You will not be able to control your diabetes unless you work at it. That fact is simple. Following through on what you need to do is probably not going to feel simple at first. In fact, it may feel overwhelming. Gaining the knowledge of what to do is the first step to adopting healthy habits that eventually may become routine for you. Try to give yourself time to learn about the disease, your medications and your body.  Ask questions of your doctors when you need to. Keep track of your progress, noting trends or patterns, and learn from your mistakes.

Most importantly, DEVELOP A DIABETES MANAGEMENT PLAN! Doing so can help you develop the attitude you need to take steps toward good health, despite having diabetes. The majority of people who do this well have a strong sense of accomplishment and power over their lives — you can join their ranks.

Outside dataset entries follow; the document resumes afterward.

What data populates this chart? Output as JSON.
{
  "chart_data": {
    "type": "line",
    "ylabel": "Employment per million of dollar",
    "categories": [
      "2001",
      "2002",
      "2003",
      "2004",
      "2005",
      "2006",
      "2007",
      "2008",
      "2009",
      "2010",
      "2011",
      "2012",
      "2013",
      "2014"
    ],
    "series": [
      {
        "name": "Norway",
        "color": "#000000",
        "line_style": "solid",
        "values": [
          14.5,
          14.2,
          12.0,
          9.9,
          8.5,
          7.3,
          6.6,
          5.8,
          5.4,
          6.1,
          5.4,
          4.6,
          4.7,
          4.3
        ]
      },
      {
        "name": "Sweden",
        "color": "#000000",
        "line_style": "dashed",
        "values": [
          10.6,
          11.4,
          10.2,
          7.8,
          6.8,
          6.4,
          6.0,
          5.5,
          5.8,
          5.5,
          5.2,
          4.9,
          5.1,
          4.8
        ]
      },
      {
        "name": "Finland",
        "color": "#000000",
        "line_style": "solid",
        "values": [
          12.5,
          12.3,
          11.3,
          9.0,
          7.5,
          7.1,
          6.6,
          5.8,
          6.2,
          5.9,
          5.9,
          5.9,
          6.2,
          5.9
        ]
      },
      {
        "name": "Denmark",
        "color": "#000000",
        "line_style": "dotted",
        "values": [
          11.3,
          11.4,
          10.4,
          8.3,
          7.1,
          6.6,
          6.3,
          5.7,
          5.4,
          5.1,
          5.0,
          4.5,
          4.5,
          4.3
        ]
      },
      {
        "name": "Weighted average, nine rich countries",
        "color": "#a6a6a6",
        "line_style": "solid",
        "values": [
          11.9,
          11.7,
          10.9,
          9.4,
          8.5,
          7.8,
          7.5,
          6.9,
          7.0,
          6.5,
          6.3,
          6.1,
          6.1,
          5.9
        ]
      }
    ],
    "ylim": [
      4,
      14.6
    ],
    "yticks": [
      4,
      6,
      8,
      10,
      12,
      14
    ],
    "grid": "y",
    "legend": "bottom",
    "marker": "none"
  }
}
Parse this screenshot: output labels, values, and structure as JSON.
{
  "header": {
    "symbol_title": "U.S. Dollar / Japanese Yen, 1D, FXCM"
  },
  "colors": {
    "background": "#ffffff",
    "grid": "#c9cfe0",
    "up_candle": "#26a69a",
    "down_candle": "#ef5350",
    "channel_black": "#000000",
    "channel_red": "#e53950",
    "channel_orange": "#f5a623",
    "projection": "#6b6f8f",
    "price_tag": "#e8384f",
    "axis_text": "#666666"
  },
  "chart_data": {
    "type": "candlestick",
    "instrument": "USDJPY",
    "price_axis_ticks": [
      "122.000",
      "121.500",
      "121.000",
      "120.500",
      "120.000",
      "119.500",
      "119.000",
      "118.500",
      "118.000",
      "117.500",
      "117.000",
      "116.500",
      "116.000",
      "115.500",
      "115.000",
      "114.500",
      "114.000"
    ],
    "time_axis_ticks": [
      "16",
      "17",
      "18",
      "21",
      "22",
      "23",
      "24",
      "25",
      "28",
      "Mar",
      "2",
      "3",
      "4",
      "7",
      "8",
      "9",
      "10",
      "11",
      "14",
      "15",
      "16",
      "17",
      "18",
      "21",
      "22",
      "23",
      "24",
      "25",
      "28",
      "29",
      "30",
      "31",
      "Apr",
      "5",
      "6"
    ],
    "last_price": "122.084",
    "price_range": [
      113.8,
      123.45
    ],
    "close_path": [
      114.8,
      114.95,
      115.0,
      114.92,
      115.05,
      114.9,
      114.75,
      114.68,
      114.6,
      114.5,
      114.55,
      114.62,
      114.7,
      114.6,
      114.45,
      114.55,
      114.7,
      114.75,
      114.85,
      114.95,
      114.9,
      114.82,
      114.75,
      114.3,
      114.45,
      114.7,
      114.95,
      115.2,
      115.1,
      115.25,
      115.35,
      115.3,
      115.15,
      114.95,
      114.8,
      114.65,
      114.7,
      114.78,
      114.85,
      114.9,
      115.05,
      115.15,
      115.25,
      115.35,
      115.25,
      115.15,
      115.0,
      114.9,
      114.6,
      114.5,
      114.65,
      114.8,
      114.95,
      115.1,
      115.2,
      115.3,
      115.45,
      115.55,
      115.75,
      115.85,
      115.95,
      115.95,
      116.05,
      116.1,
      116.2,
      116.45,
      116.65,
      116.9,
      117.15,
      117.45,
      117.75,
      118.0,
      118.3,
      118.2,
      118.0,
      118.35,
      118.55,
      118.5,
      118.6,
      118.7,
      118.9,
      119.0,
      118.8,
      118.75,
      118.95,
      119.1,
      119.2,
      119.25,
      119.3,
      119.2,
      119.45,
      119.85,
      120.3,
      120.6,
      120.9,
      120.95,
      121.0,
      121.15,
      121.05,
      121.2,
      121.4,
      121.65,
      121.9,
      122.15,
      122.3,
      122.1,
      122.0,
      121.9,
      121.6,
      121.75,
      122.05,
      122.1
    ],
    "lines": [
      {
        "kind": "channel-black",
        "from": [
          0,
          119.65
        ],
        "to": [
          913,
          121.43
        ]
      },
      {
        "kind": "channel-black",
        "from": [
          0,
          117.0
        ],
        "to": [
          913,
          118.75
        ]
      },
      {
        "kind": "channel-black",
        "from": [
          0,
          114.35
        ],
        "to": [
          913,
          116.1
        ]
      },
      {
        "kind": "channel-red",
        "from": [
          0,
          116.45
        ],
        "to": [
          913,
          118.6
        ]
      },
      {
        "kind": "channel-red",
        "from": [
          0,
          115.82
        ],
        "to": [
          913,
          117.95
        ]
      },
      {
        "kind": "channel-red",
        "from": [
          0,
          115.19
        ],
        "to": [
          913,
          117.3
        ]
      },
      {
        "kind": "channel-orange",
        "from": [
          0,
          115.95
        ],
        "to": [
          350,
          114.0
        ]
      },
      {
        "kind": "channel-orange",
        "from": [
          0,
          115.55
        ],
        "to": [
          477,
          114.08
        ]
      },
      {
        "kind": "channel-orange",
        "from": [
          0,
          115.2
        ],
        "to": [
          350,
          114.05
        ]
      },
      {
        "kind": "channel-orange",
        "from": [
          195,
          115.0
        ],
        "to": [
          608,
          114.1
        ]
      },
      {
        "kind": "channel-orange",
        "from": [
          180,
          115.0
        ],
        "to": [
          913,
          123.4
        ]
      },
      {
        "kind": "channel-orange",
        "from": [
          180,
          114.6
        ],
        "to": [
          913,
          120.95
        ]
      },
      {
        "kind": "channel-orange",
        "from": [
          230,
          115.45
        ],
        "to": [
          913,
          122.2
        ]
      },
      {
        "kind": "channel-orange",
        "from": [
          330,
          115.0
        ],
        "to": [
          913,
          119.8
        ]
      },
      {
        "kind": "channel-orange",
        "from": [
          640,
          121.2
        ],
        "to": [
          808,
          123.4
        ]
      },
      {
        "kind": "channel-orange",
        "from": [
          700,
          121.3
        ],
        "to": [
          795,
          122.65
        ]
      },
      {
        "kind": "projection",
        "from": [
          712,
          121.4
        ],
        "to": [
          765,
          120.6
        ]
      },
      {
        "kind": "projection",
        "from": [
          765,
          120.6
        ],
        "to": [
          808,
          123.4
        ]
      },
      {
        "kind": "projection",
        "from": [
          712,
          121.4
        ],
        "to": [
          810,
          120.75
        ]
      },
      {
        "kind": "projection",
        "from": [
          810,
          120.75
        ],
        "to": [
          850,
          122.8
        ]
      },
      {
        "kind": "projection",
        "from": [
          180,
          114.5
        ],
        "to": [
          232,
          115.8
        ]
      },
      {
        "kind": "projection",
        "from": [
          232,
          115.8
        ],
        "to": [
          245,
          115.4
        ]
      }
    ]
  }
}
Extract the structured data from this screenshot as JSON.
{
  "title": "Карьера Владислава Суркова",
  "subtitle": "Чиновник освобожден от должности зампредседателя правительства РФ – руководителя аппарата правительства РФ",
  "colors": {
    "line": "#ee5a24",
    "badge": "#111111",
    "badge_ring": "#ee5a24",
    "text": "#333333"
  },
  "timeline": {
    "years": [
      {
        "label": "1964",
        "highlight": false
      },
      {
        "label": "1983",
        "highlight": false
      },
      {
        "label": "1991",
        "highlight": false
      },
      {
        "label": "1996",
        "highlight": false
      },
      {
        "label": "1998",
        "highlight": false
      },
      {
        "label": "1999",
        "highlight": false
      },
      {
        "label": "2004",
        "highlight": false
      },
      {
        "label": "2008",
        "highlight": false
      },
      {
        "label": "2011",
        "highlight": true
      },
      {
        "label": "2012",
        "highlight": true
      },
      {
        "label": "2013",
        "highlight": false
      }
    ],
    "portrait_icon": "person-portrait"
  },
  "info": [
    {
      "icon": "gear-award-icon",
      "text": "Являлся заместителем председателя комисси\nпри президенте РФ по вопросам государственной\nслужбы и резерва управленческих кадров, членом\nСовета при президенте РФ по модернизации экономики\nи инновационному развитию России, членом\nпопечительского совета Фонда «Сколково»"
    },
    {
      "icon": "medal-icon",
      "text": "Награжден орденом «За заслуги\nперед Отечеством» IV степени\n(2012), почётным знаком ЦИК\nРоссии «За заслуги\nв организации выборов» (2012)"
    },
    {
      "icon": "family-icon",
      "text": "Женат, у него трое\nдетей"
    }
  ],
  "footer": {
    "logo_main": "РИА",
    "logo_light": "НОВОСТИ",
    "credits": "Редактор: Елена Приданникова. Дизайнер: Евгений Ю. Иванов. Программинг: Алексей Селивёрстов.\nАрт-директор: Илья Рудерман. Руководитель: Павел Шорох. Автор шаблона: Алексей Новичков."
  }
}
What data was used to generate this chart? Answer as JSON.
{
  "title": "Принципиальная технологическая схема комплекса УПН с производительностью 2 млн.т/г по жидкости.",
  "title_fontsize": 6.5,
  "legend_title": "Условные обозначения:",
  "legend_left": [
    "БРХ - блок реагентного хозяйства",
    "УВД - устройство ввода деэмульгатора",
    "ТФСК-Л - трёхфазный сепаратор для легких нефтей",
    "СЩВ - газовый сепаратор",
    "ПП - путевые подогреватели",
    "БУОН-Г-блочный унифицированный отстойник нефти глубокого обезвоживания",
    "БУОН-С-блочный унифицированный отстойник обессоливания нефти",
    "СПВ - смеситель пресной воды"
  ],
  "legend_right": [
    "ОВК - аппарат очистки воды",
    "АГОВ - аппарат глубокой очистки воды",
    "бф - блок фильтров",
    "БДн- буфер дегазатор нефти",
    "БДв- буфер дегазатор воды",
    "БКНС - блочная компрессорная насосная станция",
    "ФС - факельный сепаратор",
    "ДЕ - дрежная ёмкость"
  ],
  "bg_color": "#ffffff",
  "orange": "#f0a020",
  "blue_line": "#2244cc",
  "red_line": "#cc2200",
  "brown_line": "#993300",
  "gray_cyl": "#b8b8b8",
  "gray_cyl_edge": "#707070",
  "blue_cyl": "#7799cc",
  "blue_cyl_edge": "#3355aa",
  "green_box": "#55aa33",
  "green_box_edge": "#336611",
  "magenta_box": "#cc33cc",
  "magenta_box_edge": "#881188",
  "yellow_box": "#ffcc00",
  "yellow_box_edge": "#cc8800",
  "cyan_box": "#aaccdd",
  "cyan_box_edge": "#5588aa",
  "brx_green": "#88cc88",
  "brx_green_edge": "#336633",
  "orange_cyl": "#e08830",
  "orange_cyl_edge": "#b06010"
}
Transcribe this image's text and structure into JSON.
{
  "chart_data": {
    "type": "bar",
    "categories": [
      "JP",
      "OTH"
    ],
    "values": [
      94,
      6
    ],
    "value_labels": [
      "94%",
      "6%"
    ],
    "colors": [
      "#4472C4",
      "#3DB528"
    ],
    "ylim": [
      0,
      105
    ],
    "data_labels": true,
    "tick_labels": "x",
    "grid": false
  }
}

Remember, YOU are the only one who can create — and follow — a plan. Your diabetes management plan should include the following:

  • Identify and WRITE DOWN your goals.  These become your criteria for success! Here are some ideas:
  1. Keep your blood glucose levels in the range agreed upon with your doctor, or as close to the normal range as possible.
  2. Have limited times when you have symptoms of hypoglycemia or hyperglycemia.
  3. Eat healthy meals.
  4. Keep cholesterol and triglycerides in the normal range to keep from having serious complications, such as heart disease and nerve damage.
  5. Lose weight if necessary, or stay at a healthy weight.
  • Track your blood glucose levels, medications, meals and physical activity every day. This is the most important activity in your diabetes management.  See below for more information.
  • Identify short-term actions you can adopt toward a healthier lifestyle, including ways of exercising regularly and eating healthfully.
  • Plan for changes in your normal routine.  Know what to do when you are ill, or travelling.
  • Come up with a plan to change unhealthy habits, such as overeating or smoking.
  • Recognize and remind yourself of long-term steps you can take to prevent or delay problems that result from diabetes.
  • Organize a support team that includes your healthcare team, family, online community or other resources.
  • Find ways of checking your progress over time and keeping your diabetes management team up to date on how your treatment plan is working.